The peso depreciated 3.5%, becoming the weakest currency of the global session, trading at 17.64 pesos after reaching a high of 17.75 units; meanwhile, the main index of the Mexican Stock Exchange plummeted 5.26%.
Likewise, in the face of risk aversion, the 10-year M-bond rate rose 11 basis points to 9.89%, a level not seen since mid-2022.
The markets fear that the overwhelming victory of the ruling party could lead to changes in the Constitution contrary to the free market.
For example, in economic terms, there are concerns about the autonomy of the Banco de Mexico (with a unique mandate to keep inflation low and stable), and the credit rating of Mexico’s sovereign debt due to the large fiscal deficit of 5.8% expected for this year, with a necessary adjustment for 2025 that will reduce the expectation of economic growth.

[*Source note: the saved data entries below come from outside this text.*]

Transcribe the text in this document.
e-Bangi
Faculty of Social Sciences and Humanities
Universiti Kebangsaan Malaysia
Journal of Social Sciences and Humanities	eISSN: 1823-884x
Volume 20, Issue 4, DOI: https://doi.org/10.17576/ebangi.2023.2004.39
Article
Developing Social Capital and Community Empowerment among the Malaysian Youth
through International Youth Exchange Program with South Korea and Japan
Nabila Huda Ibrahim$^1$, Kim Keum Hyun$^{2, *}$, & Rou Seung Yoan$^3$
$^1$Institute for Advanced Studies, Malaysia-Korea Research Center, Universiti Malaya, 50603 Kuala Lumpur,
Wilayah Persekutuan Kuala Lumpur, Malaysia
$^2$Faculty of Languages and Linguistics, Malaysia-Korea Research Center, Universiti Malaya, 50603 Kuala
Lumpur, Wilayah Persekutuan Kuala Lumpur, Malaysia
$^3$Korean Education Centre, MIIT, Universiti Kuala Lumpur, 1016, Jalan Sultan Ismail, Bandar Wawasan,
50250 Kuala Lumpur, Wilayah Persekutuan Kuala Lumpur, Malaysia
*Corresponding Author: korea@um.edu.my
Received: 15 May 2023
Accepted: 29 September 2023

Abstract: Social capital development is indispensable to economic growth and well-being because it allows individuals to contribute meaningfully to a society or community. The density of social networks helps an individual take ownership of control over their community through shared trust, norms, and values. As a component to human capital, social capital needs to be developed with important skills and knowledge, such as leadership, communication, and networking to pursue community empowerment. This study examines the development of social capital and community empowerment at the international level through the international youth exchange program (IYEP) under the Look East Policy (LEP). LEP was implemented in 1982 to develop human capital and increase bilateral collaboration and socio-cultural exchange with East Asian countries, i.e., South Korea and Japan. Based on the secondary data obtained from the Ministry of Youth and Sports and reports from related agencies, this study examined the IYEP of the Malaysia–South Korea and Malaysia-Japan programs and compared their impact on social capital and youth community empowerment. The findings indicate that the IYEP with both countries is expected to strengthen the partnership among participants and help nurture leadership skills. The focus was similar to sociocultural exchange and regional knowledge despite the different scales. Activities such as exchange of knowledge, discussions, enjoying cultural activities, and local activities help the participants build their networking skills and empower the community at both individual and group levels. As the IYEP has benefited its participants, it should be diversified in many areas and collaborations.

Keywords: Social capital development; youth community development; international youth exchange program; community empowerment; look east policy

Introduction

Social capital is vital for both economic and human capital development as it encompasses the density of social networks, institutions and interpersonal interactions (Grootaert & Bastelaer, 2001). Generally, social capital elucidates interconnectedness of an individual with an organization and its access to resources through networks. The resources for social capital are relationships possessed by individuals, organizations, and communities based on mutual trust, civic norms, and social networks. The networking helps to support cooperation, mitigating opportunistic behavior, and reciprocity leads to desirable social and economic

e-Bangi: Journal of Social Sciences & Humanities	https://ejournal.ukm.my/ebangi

According to the quick count (PREP) after yesterday’s election in Mexico, and with 75.6% of the votes recorded, the official candidate Claudia Sheinbaum was the winner with 58.66% of the votes, far behind was the opposition candidate Xochitl Gálvez with just over 28% of the total vote.
In the Chamber of Deputies, it is expected that the official party, Morena, and allied parties, will obtain a qualified majority (at least two thirds of the seats).
Likewise, in the Senate, it is expected that the official party, Morena and allied parties, will obtain a qualified majority (at least two thirds of the seats), while in the Senate, a simple majority is projected for Morena and its allies (over 50% of the seats, but below the qualified majority).
This opens the door for the new president to make changes to the Constitution, and even to approve the changes proposed by the current president next September when the new legislature takes office.
In economic terms, the autonomy of the Banco de Mexico and the credit rating of Mexico’s sovereign debt are of concern.
It is worth remembering that almost 80% of peso transactions are speculative in nature, so the change in the balance of risks on Mexico affects the exchange rate by making it less attractive as an investment.
Challenges for Sheinbaum
After her victory yesterday, economic analysts have warned that the new president Claudia Sheinbaum will have an adverse scenario at least at the beginning of her term, and will have to face long-term challenges that are structural in the Mexican economy, among them stand out:
Reducing the fiscal deficit, improving water and electric power infrastructure, modifying the business model of the oil company Pemex, increasing GDP per capita, boosting fixed investment of private origin, taking better advantage of the nearshoring opportunity, reducing labor informality and improving the quality of education and health services.
However, given the current government’s proclivity to spend on social programs without worrying about generating investment, economists wonder what room for maneuver the new president will have in the economy to face these challenges.